Most days, when Terri Budke shows up to open the library in the tiny Tlingit Native American community of Hoonah, Alaska, she is greeted by a small crowd. Several people, mostly Native Americans, sit on the steps outside the library, pecking away on their laptop computers.
That may seem a bit odd to urban folks, so accustomed to Internet access and all the latest communications tools.
But in Hoonah, it's sort of a revolution because, without the small library and its wireless Internet service, which the community shares with the only school in town, the people here would be left behind. And, instead of a handful of folks, the library is full for nearly the entire 15 hours it is open every week.
"Isn't it wonderful," Budke said as she glanced around the crowded library.
People are returning to libraries in droves, largely because of the Internet.
Some had thought the Internet would kill libraries but, in many cases, it may be saving them. That's because in communities like Hoonah, where every penny matters, the library is the hottest ticket in town.
Some use their own computers, but most sit in front of the library's desktops, Hoonah's link to the outside world.
Budke estimates that up to half the people who visit her library are there because of free Internet access, and that's an important number because her annual budget is based partly on how many people use the facility.
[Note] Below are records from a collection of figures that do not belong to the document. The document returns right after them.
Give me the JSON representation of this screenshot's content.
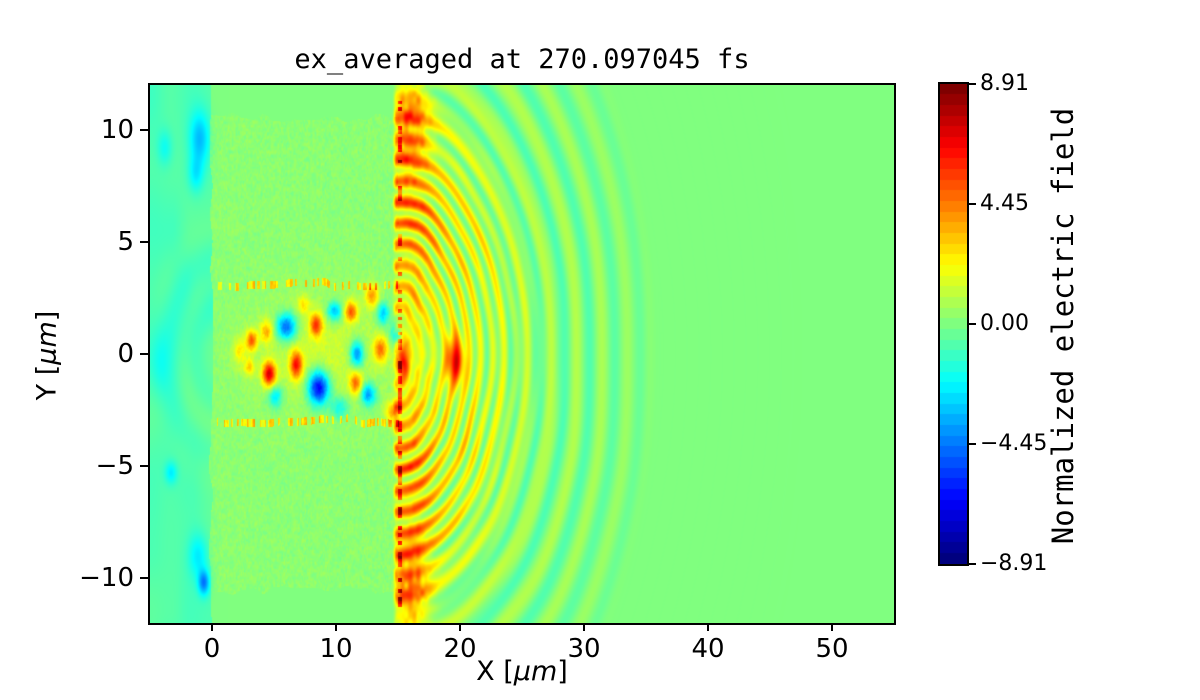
{
  "figure": {
    "title": "ex_averaged at 270.097045 fs",
    "background_color": "#ffffff"
  },
  "axes": {
    "xlabel_prefix": "X [",
    "xlabel_unit": "μm",
    "xlabel_suffix": "]",
    "ylabel_prefix": "Y [",
    "ylabel_unit": "μm",
    "ylabel_suffix": "]"
  },
  "chart_data": {
    "type": "heatmap",
    "title": "ex_averaged at 270.097045 fs",
    "xlabel": "X [μm]",
    "ylabel": "Y [μm]",
    "x_range": [
      -5,
      55
    ],
    "y_range": [
      -12,
      12
    ],
    "x_ticks": [
      {
        "value": 0,
        "label": "0"
      },
      {
        "value": 10,
        "label": "10"
      },
      {
        "value": 20,
        "label": "20"
      },
      {
        "value": 30,
        "label": "30"
      },
      {
        "value": 40,
        "label": "40"
      },
      {
        "value": 50,
        "label": "50"
      }
    ],
    "y_ticks": [
      {
        "value": 10,
        "label": "10"
      },
      {
        "value": 5,
        "label": "5"
      },
      {
        "value": 0,
        "label": "0"
      },
      {
        "value": -5,
        "label": "−5"
      },
      {
        "value": -10,
        "label": "−10"
      }
    ],
    "grid": false,
    "colormap": "jet",
    "colorbar": {
      "label": "Normalized electric field",
      "vmin": -8.91,
      "vmax": 8.91,
      "levels": 45,
      "ticks": [
        {
          "value": 8.91,
          "label": "8.91"
        },
        {
          "value": 4.45,
          "label": "4.45"
        },
        {
          "value": 0,
          "label": "0.00"
        },
        {
          "value": -4.45,
          "label": "−4.45"
        },
        {
          "value": -8.91,
          "label": "−8.91"
        }
      ]
    },
    "description": "2D map of the normalized electric field ex_averaged from a laser-plasma simulation at t = 270.097045 fs. Uniform green background (field ~0). A cyan negative wash with cyan patches fills x < 0. A speckled green plasma-channel block spans 0 < x < 15 um, |y| < 10.5 um with dotted orange boundary lines at y = +/-3 um. An intense laser pulse of alternating red/blue lobes sits on axis between x = 2 and 16 um (|y| < 3 um). A bright orange bow-shaped wavefront burst starts at x = 15 um, with concentric yellow/orange arcs centered near (14.7, 0) sweeping out to x = 27 um, strongest toward the top and bottom edges, followed by fading yellow-green curved ripple striations that vanish near x = 36 um.",
    "field_model": {
      "left": {
        "wash": -0.85,
        "edge_x": -0.05,
        "blobs": [
          [
            -1.0,
            9.6,
            0.8,
            1.2,
            -2.6
          ],
          [
            -1.3,
            8.0,
            0.6,
            0.8,
            -1.6
          ],
          [
            -1.1,
            -9.0,
            0.8,
            1.0,
            -1.8
          ],
          [
            -0.65,
            -10.2,
            0.45,
            0.55,
            -3.6
          ],
          [
            -3.3,
            -5.3,
            0.5,
            0.5,
            -1.7
          ],
          [
            -3.8,
            9.2,
            0.6,
            0.8,
            -1.3
          ],
          [
            -2.6,
            1.6,
            1.4,
            2.4,
            -0.6
          ],
          [
            -4.2,
            -0.5,
            0.8,
            1.5,
            -0.8
          ]
        ]
      },
      "channel": {
        "x_max": 15.05,
        "y_half": 10.55,
        "base": 0.22,
        "speckle": 0.55,
        "line_y": 3.05,
        "line_amp": 2.6,
        "halo": [
          9.0,
          5.5,
          2.4,
          1.15
        ]
      },
      "core_blobs": [
        [
          2.2,
          0.1,
          0.5,
          0.6,
          2.0
        ],
        [
          3.2,
          0.6,
          0.45,
          0.45,
          4.5
        ],
        [
          3.0,
          -0.6,
          0.4,
          0.4,
          2.5
        ],
        [
          4.6,
          -0.9,
          0.55,
          0.55,
          6.5
        ],
        [
          4.4,
          1.0,
          0.5,
          0.5,
          3.0
        ],
        [
          6.0,
          1.2,
          0.8,
          0.6,
          -5.5
        ],
        [
          5.1,
          -1.9,
          0.6,
          0.5,
          -3.0
        ],
        [
          6.8,
          -0.5,
          0.5,
          0.6,
          5.5
        ],
        [
          7.4,
          2.2,
          0.5,
          0.4,
          2.0
        ],
        [
          8.6,
          -1.5,
          0.85,
          0.75,
          -7.5
        ],
        [
          8.4,
          1.3,
          0.5,
          0.5,
          5.0
        ],
        [
          9.9,
          1.9,
          0.6,
          0.45,
          -4.0
        ],
        [
          10.3,
          -2.4,
          0.7,
          0.5,
          -2.5
        ],
        [
          11.2,
          1.9,
          0.5,
          0.45,
          4.5
        ],
        [
          11.7,
          0.0,
          0.55,
          0.6,
          -5.0
        ],
        [
          11.6,
          -1.3,
          0.5,
          0.5,
          4.0
        ],
        [
          12.6,
          -1.8,
          0.6,
          0.5,
          -4.5
        ],
        [
          12.9,
          2.6,
          0.55,
          0.5,
          3.5
        ],
        [
          13.6,
          0.2,
          0.55,
          0.55,
          4.0
        ],
        [
          13.8,
          1.8,
          0.5,
          0.5,
          -3.5
        ],
        [
          14.6,
          -2.6,
          0.6,
          0.5,
          3.5
        ],
        [
          14.9,
          0.9,
          0.55,
          0.5,
          -3.0
        ],
        [
          15.4,
          -0.3,
          0.5,
          0.9,
          5.0
        ],
        [
          19.6,
          -0.3,
          0.8,
          1.1,
          6.0
        ]
      ],
      "burst": {
        "cx": 14.7,
        "arc_amp": 4.2,
        "arc_r0": 6.0,
        "arc_sigma": 4.6,
        "arc_period": 0.95,
        "angle_floor": 0.45,
        "wall_x": 16.0,
        "wall_sigma": 1.6,
        "wall_amp": 1.15,
        "wall_edge_amp": 2.4,
        "wall_edge_y": 10.2,
        "ripple_amp": 0.9,
        "ripple_period": 2.05,
        "ripple_r0": 14.0,
        "ripple_sigma": 6.5,
        "ripple_rmax": 21.5
      }
    }
  }
}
She hopes the visits this year will be high enough to justify replacing the desktop computers, now seven years old and dinosaurs in the rapid evolution of computers.
Unfortunately, libraries across the country have told researchers at the American Library Association that funding is not keeping up with the increase in use, especially in these difficult times, and it is particularly hard to maintain adequate staffing. Most libraries try to provide help to Internet users who are unfamiliar with the technology.
Hoonah is located on the northern tip of Chichagof Island, a huge chunk of wilderness that probably has more bears than humans. The community has about 850 residents, 70 percent of whom are Tlingits, descendents of the maritime nomads who have pulled their living from the sea here for hundreds -- if not thousands -- of years.
It's not an easy life, especially these days. Logging, which supported many people, is virtually dead in the surrounding Tongass National Forest. Fishing and tourism, the latest source of a few bucks, are all that's left. When the big cruise ships come to town, tourists rule the day.
Historically, Hoonah has never had it easy. The village used to be in what is now Glacier Bay National Park, but advancing glaciers 200 years ago forced it to move 20 miles to the south to a beautiful natural harbor where "the north wind doesn't blow," according to local folklore.
Knowing the wind is important to fishermen who venture forth on the frigid waters of southeast Alaska, where someone dies nearly every year. If a boat capsizes, hypothermia can set in within a few minutes, and often there isn't another boat within miles.
There are many villages in Alaska that share Hoonah's heritage, and its tribulations. Much of the history of southeast Alaska is the story of what used to be here. Logging camps and canneries closed, entire communities moved on, leaving the past behind them.